The other part where HelpSpot shines is the “Knowledge Books“. This might not seem like such a big feature at first, but once we integrated the LandlordMax User Manual into it, the whole user manual was searchable. Not only that, we’re also in the process of adding our FAQ (Frequetly Asked Questions) and it will search through both documents showing all the results. This is very handy since a lot of our customers often ask similar questions. For example some of the most common pre-sales questions are: How many units can the software handle? Do I receive any upgrades with my purchase? Both are answered on the first page but not directly (for example “No need to worry about getting the latest version. You get every release for 1 year”). In either case, since people ask us these questions, it means that we’re not answering them clearly enough (we’re continually working on this). The good news though is that if you go to the “Get Support” page, you will be able to enter in the search field (coming this week) “How many units can the software handle?” and one of the first search results you’ll see is “FAQ ~ How Many Units Can I Enter?” (as well as several references to other similar topics).

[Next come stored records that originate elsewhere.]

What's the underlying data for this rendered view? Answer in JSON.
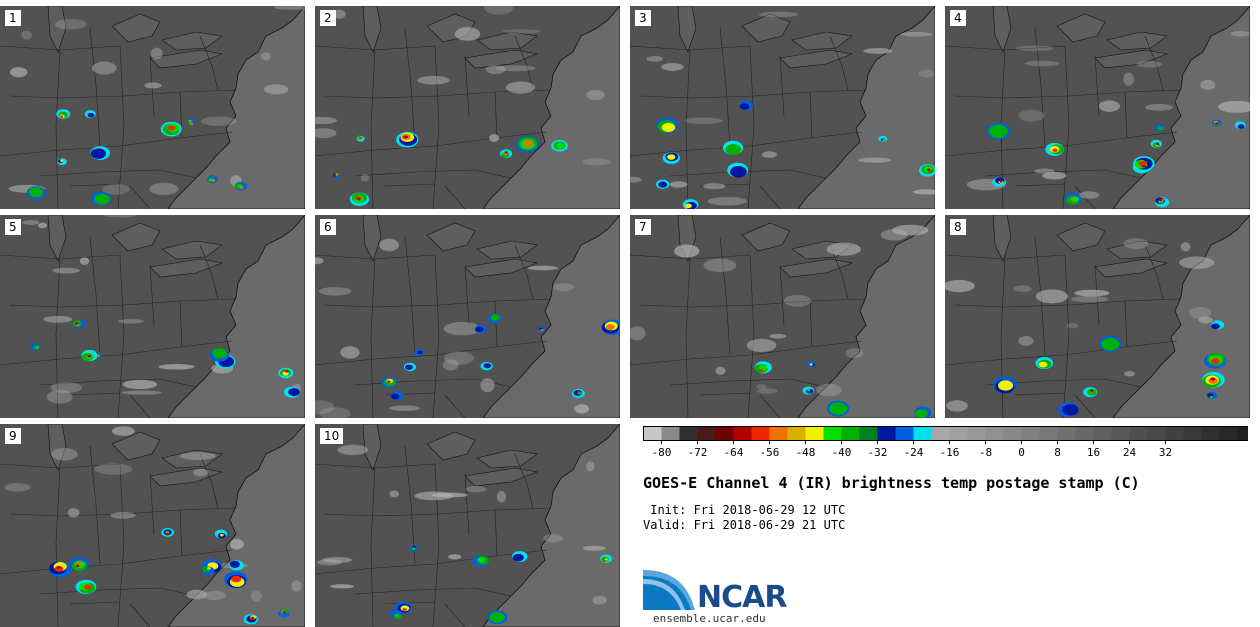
{
  "panels": [
    {
      "label": "1"
    },
    {
      "label": "2"
    },
    {
      "label": "3"
    },
    {
      "label": "4"
    },
    {
      "label": "5"
    },
    {
      "label": "6"
    },
    {
      "label": "7"
    },
    {
      "label": "8"
    },
    {
      "label": "9"
    },
    {
      "label": "10"
    }
  ],
  "colorbar": {
    "colors": [
      "#c8c8c8",
      "#8a8a8a",
      "#303030",
      "#4a1a1a",
      "#700000",
      "#b00000",
      "#f02800",
      "#f07000",
      "#d8b000",
      "#f0f000",
      "#00e000",
      "#00b000",
      "#008020",
      "#0018a0",
      "#0060e0",
      "#00e0f0",
      "#a8a8a8",
      "#a0a0a0",
      "#989898",
      "#909090",
      "#888888",
      "#808080",
      "#787878",
      "#707070",
      "#686868",
      "#606060",
      "#585858",
      "#505050",
      "#484848",
      "#404040",
      "#383838",
      "#303030",
      "#282828",
      "#202020"
    ],
    "ticks": [
      "-80",
      "-72",
      "-64",
      "-56",
      "-48",
      "-40",
      "-32",
      "-24",
      "-16",
      "-8",
      "0",
      "8",
      "16",
      "24",
      "32"
    ]
  },
  "title": "GOES-E Channel 4 (IR) brightness temp postage stamp (C)",
  "init": " Init: Fri 2018-06-29 12 UTC",
  "valid": "Valid: Fri 2018-06-29 21 UTC",
  "logo": {
    "text": "NCAR",
    "url": "ensemble.ucar.edu"
  }
}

As for discussion forums it appears that HelpSpot is more advanced, but I can’t say for certain as I haven’t used it. I have used the FogBugz discussion forum in the past for FollowSteph.com, at least until I converted it over to WordPress, and it worked as expected. It’s a very easy and simple discussion forum. I have no complaints, it did what I needed it to do.
As you’ve probably noticed from this entry, I’ve talked a bit more about HelpSpot, and that’s because I’m trying to write a HelpSpot Versus FogBugz entry, which means I need to focus on the similarities. Overall, where they overlap, HelpSpot seems to be ahead. That being said, do remember that FogBugz’s core competency is not on the aspects that they overlap. HelpSpot is about customer service and FogBugz is about project management and bug tracking.
At the end of the day, my recommendation is this. If you need a project management system and bug tracking system use FogBugz. If you need a customer service system, use HelpSpot. In retrospect, I believe we made a mistake in our initial decision of just purchasing FogBugz, we should have purchased both systems initially rather than to try and save a few dollars. We would have been much further ahead as we needed both. So plain and simple, use each system for what they are meant to be used for. We use them both because we need both functionality and prefer to have better tools. It might be a little more expensive than just using one, but the difference in functionality and how much they can help you is definitely worth it!